Я отъехал от тротуара, пересек четыре полосы, чтобы добраться до поворота, затем развернулся, сопровождаемый какофонией автомобильных гудков и поднятых средних пальцев водителей по обе стороны улицы.
— Что ты делаешь? — спросила Леона, вцепившись в сиденье.
— Это неверный путь.
— Вовсе нет. Мы купим тебе платье и гребаные новые туфли. Если я еще раз увижу тебя в этих гребаных шлепанцах, я приду в ярость.
— Что? — ее глаза расширились. — Не смеши меня. Мне нужно на работу. У меня нет времени ходить по магазинам.
— Не волнуйся. Роджер поймет.
— Фабиано, — умоляюще сказала она.
— Зачем ты это делаешь? Если ты ждешь чего-то взамен, я не такая девушка. Я бедна, но это не значит, что меня можно купить.
— Я не собираюсь покупать тебя, — сказал я ей.
И это было правдой. Что-то в Леоне заставляло меня хотеть защитить ее. Это был новый опыт для меня. Не то чтобы я не хотел ее в своей постели, но я хотел, чтобы она тоже этого хотела. Мне никогда не приходилось платить за секс, и никогда не придётся. Шлюхи в Вегасе все равно были на жалованье у Каморры.
Она долго смотрела на меня.
— Тогда почему?
— Потому что могу и потому что хочу.
Ответ, похоже, не удовлетворил ее, но я сосредоточился на дороге, и она больше не задавала вопросов, что было чертовски хорошо, потому что я действительно не хотел анализировать детали моего увлечения ею. Она напомнила мне моих сестер. Не в извращенном смысле. Скорее, она напомнила мне тоску, которую я похоронил глубоко в груди. Блядь.
— Значит, твой отец украл деньги, которые я тебе дал? — в конце концов спросил я, вцепившись пальцами в руль и жалея, что это не его чертово горло.
Она кивнула.
— Похоже, у него неприятности.
Если бы он действительно попал в беду, я бы знал. Деньги, которые он нам задолжал, не такие большие. Если Сото все еще держал его в руках, он был счастливчиком.
— Такие люди, как он всегда в беде, — сказал я ей. — Тебе следует держаться от него подальше.
— Он мой отец.
— Иногда мы должны отпустить нашу семью, если хотим чего-то добиться в жизни.

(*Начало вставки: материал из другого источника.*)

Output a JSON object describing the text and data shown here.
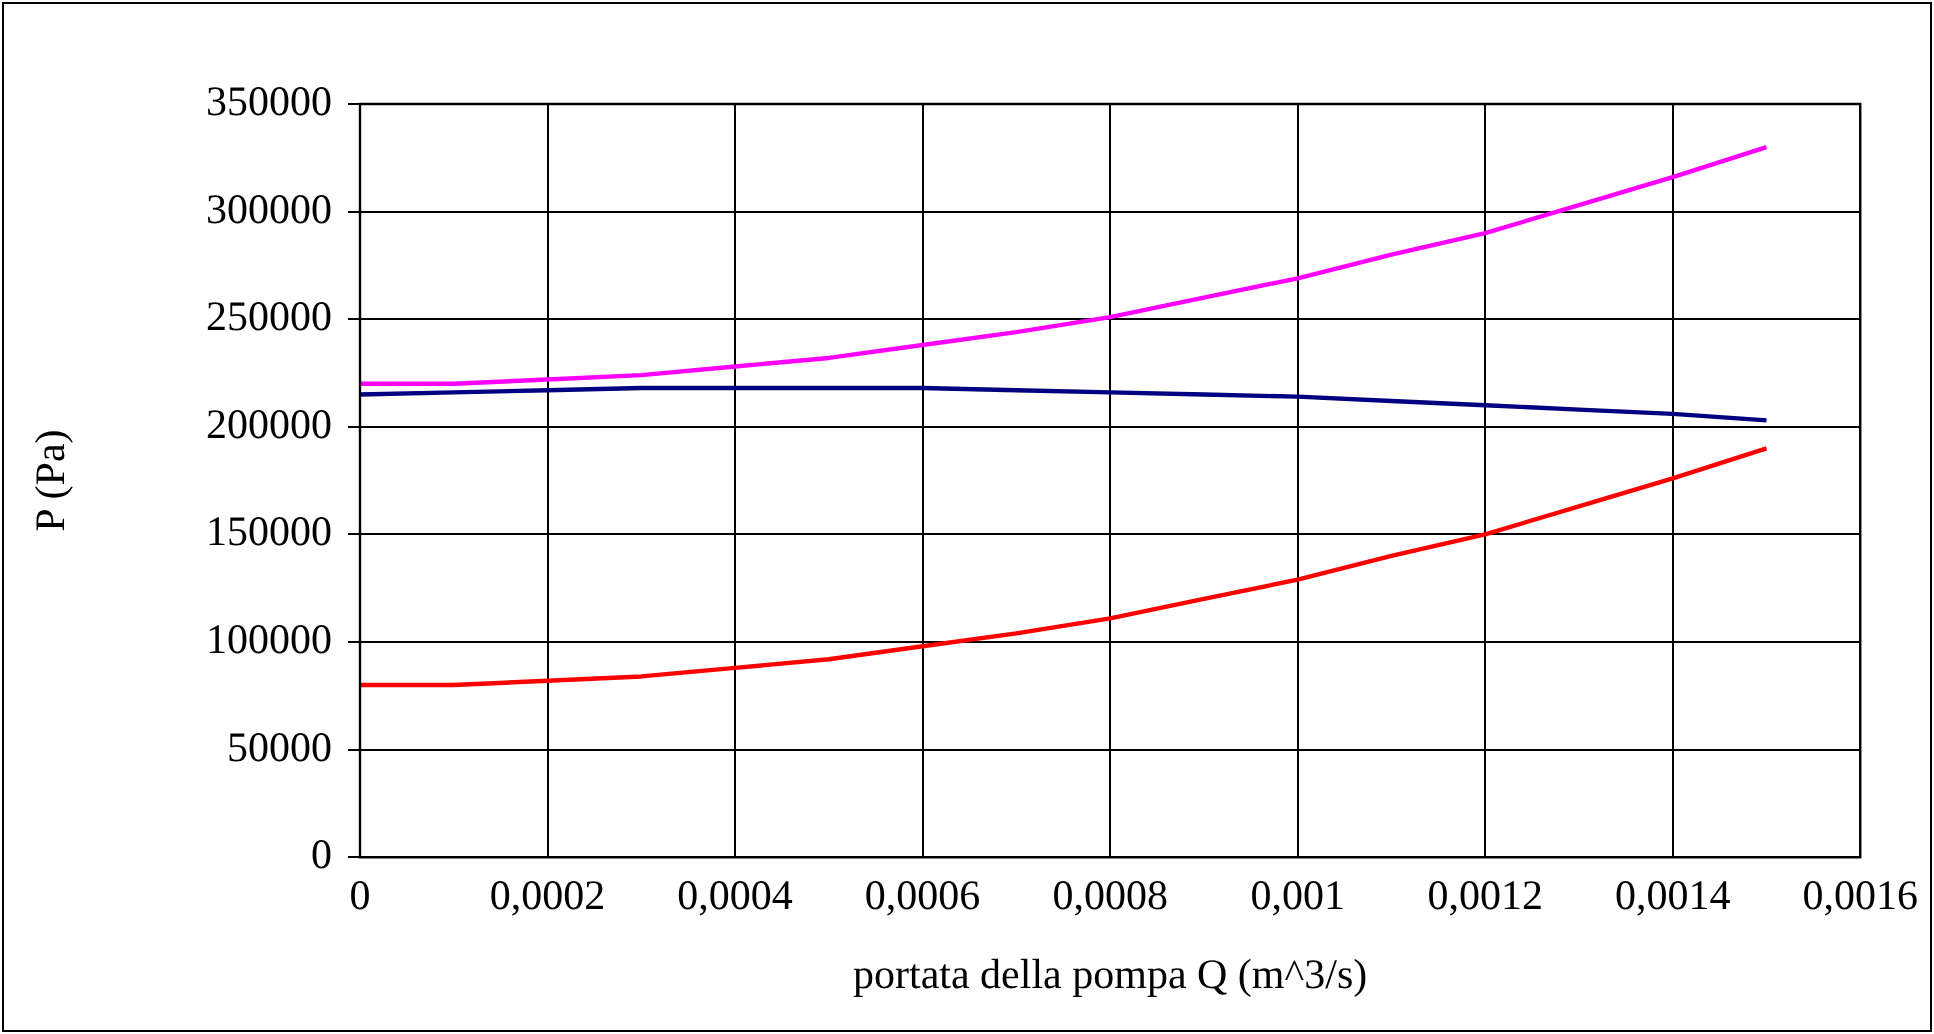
{
  "chart_data": {
    "type": "line",
    "xlabel": "portata della pompa Q (m^3/s)",
    "ylabel": "P (Pa)",
    "x": [
      0,
      0.0001,
      0.0002,
      0.0003,
      0.0004,
      0.0005,
      0.0006,
      0.0007,
      0.0008,
      0.0009,
      0.001,
      0.0011,
      0.0012,
      0.0013,
      0.0014,
      0.0015
    ],
    "series": [
      {
        "color": "#ff00ff",
        "values": [
          220000,
          220000,
          222000,
          224000,
          228000,
          232000,
          238000,
          244000,
          251000,
          260000,
          269000,
          280000,
          290000,
          303000,
          316000,
          330000
        ]
      },
      {
        "color": "#000080",
        "values": [
          215000,
          216000,
          217000,
          218000,
          218000,
          218000,
          218000,
          217000,
          216000,
          215000,
          214000,
          212000,
          210000,
          208000,
          206000,
          203000
        ]
      },
      {
        "color": "#ff0000",
        "values": [
          80000,
          80000,
          82000,
          84000,
          88000,
          92000,
          98000,
          104000,
          111000,
          120000,
          129000,
          140000,
          150000,
          163000,
          176000,
          190000
        ]
      }
    ],
    "xlim": [
      0,
      0.0016
    ],
    "xticks": [
      0,
      {
        "value": 0.0002,
        "label": "0,0002"
      },
      {
        "value": 0.0004,
        "label": "0,0004"
      },
      {
        "value": 0.0006,
        "label": "0,0006"
      },
      {
        "value": 0.0008,
        "label": "0,0008"
      },
      {
        "value": 0.001,
        "label": "0,001"
      },
      {
        "value": 0.0012,
        "label": "0,0012"
      },
      {
        "value": 0.0014,
        "label": "0,0014"
      },
      {
        "value": 0.0016,
        "label": "0,0016"
      }
    ],
    "ylim": [
      0,
      350000
    ],
    "yticks": [
      0,
      50000,
      100000,
      150000,
      200000,
      250000,
      300000,
      350000
    ],
    "grid": true,
    "marker": "none",
    "line_style": "solid",
    "legend": false
  }
}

Удивление и любопытство отразились на ее лице. Я стиснул зубы, злясь на себя за свои слова.
Я припарковался у обочины перед одним из первоклассных бутиков, которые, как я знал, посещали светские девки, которых я иногда трахал, когда они хотели добавить острых ощущений в свою гребаную изнеженную жизнь. Леона посмотрела на витрину, потом снова на меня, ее губы приоткрылись в неверии. Между бровями образовалась небольшая складка.
— Только не говори, что хочешь, чтобы я туда вошла. Они даже не пустят меня внутрь в таком виде. Они подумают, что я пришла украсть их одежду.
Неужели? Это мы еще посмотрим. Я вышел из машины, обошел капот и открыл перед ней дверцу. Она вышла и потянулась за рюкзаком. Я остановил ее.
— Можешь оставить его в моей машине.
Поколебавшись, она отступила назад, чтобы я мог закрыть дверь. Она нервно огляделась. Она чувствовала себя чертовски неловко. Я протянул ей руку.
— Пойдем, — твердо сказал я.
Она вложила свою ладонь в мою, и я сомкнул пальцы вокруг ее руки. То, что Леона доверяла мне, несмотря на то, что она знала обо мне, заставляло меня хотеть быть добрым к ней, что было удивительно. Я редко хотел быть добрым к кому-либо. Но у меня было достаточно денег, так что одно платье меня не убьет. И новые туфли были больше для моего собственного здравомыслия, чем что-либо еще. Эти шлепанцы должны были исчезнуть.
Я повел ее к магазину. Витрина была украшена серебряными и золотыми рождественскими штучками. Охранник, высокий темнокожий ублюдок, окинул ее взглядом, но впустил, когда заметил мое лицо.